DBWI: CCR the iconic music for Vietnam movies

What would have to have happened, both in terms of how the war went historically and how it is perceived by later generations, for CCR's music to be used as much in Vietnam movies as the music of that OTHER group is?
 
I'm sorry, what CCR songs would even make sense for Vietnam movies? Like, I love me some Creedence, but Bad Moon Rising? Have You Ever Seen the Rain? Sweet Hitchhiker? I don't think Heart of Darkness would've been improved if Door to Door was playing.

(OOC: Went with the assumption that Fogerty never wrote Fortunate Son.)
 
Like, I love me some Creedence, but Bad Moon Rising?

Why NOT Bad Moon Rising? If the war had gone worse than it did for the west, the apocalyptic imagery in that song might have been the perfect fit. One eye is taken for an eye...

(OOC: I was actually assuming that the CCR songbook remains the same as OTL, but the war goes in such a way as to make their music seem less appropriate. But we can stick with no Fortunate Son.)
 
Why would Vietnamese directors do that? Their postwar films are all such rambling existentialist noir pieces, like Days In Hue ; having English-language bubblegum rock like CCR would make no sense, artistically. Maybe Claude François or some other French pop artist, but even that I doubt.
 
Why would Vietnamese directors do that? Their postwar films are all such rambling existentialist noir pieces, like Days In Hue ; having English-language bubblegum rock like CCR would make no sense, artistically. Maybe Claude François or some other French pop artist, but even that I doubt.

Yeah, you might need a different postwar Vietnam for this to work. Maybe something more Brezhnevite than Titoist in its influences. Not that the Brezhnevites would be huge fans of US rock music, but they'd probably at least avoid the artsy New Wave stuff.
 
Why would Vietnamese directors do that? Their postwar films are all such rambling existentialist noir pieces, like Days In Hue ; having English-language bubblegum rock like CCR would make no sense, artistically. Maybe Claude François or some other French pop artist, but even that I doubt.
I think he's talking about American movies about the Vietnam War.
 
I think he's talking about American movies about the Vietnam War.

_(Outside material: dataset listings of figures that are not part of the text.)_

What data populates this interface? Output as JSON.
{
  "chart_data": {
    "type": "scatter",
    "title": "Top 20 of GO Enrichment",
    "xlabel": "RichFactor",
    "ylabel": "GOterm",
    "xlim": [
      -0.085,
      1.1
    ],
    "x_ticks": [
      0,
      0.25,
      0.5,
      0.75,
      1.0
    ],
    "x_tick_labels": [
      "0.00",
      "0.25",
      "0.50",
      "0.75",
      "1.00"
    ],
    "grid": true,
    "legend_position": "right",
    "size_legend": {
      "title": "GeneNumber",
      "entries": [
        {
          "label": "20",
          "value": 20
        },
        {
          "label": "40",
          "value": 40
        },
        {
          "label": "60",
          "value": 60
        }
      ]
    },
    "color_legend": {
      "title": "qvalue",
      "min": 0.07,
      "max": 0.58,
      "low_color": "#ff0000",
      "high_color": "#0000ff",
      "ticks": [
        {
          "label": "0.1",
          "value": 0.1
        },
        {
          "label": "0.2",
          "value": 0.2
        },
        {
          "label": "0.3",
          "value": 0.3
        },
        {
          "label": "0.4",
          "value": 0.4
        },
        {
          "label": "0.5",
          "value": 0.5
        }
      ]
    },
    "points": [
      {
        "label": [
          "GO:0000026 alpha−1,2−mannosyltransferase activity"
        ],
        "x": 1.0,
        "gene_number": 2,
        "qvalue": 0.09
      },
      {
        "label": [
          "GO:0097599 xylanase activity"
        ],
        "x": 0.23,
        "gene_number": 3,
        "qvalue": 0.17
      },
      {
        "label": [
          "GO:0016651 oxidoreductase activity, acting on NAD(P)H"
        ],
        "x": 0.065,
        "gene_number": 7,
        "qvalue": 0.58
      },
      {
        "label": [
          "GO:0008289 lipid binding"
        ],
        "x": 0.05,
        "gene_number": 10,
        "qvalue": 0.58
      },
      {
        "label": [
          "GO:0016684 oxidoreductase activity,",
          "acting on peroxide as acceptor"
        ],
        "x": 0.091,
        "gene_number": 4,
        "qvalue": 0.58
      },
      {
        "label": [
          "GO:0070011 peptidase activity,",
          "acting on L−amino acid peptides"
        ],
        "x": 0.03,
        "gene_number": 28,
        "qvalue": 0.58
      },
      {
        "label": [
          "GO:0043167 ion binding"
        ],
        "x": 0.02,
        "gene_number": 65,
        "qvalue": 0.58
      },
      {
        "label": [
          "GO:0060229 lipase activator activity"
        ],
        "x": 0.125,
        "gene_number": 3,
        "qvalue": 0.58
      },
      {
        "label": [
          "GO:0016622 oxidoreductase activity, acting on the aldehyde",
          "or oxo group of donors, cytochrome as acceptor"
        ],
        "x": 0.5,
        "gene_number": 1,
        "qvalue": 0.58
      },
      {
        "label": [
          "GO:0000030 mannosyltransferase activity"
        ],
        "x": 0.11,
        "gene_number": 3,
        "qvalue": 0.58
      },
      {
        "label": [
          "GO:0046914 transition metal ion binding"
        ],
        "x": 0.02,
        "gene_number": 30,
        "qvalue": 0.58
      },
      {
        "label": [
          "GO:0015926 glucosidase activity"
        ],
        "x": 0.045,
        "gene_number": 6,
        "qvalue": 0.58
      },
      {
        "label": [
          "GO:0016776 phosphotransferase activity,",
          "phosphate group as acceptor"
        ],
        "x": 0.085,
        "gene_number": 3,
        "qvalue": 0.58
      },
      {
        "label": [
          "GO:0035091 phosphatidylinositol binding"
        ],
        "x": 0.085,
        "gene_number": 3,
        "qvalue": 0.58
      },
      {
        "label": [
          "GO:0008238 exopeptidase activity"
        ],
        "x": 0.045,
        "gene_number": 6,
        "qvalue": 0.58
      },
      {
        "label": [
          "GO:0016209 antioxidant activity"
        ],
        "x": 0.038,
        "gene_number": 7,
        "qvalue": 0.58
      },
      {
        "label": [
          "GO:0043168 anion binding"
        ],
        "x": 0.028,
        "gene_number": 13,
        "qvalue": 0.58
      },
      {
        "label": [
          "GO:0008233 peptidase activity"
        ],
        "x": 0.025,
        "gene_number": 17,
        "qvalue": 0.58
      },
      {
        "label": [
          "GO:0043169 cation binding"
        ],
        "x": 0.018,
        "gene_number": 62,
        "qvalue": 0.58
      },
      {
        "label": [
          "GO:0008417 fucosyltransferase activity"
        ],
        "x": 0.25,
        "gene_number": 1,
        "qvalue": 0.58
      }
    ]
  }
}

I can’t see the phallus reclaimed action movies like “POW Prison Break II” or “Haiphong Aces” for the working class using folk dreck. I associate these films with hair rock.

And for the middle class “Sensitive college volunteer: stabbed in the back” was made three or four times.

There’s that cross over film about steel industry wogs in Vietnam where the female lead sings the star spangled banner at the end. I guess they didn’t have anything meaningful to say with the film. It’s kind of a working class dolchstosse legende film. I guess if they made more of this and less of the other two you might get rock folk cross over.

Personally I prefer hair metal air battle.
 
I can’t see the phallus reclaimed action movies like “POW Prison Break II” or “Haiphong Aces” for the working class using folk dreck. I associate these films with hair rock.

Yeah, but what about some of the British produced films, reworked as American offerings?

In OTL's Sunrise At My Lai, there's the climax where Calley and his crew are about to slaughter all the supposed commies, but at the last minute they get notified by British military intelligence that the villagers are almost all innocent civilians. So after an awkward couple of minutes just standing there wondering what to do, they all just start dancing around with the villagers, scored to I'm Into Something Good by Herman's Hermits.

I'm picturing an American version of the same film, using Willy And The Poor Boys for that scene.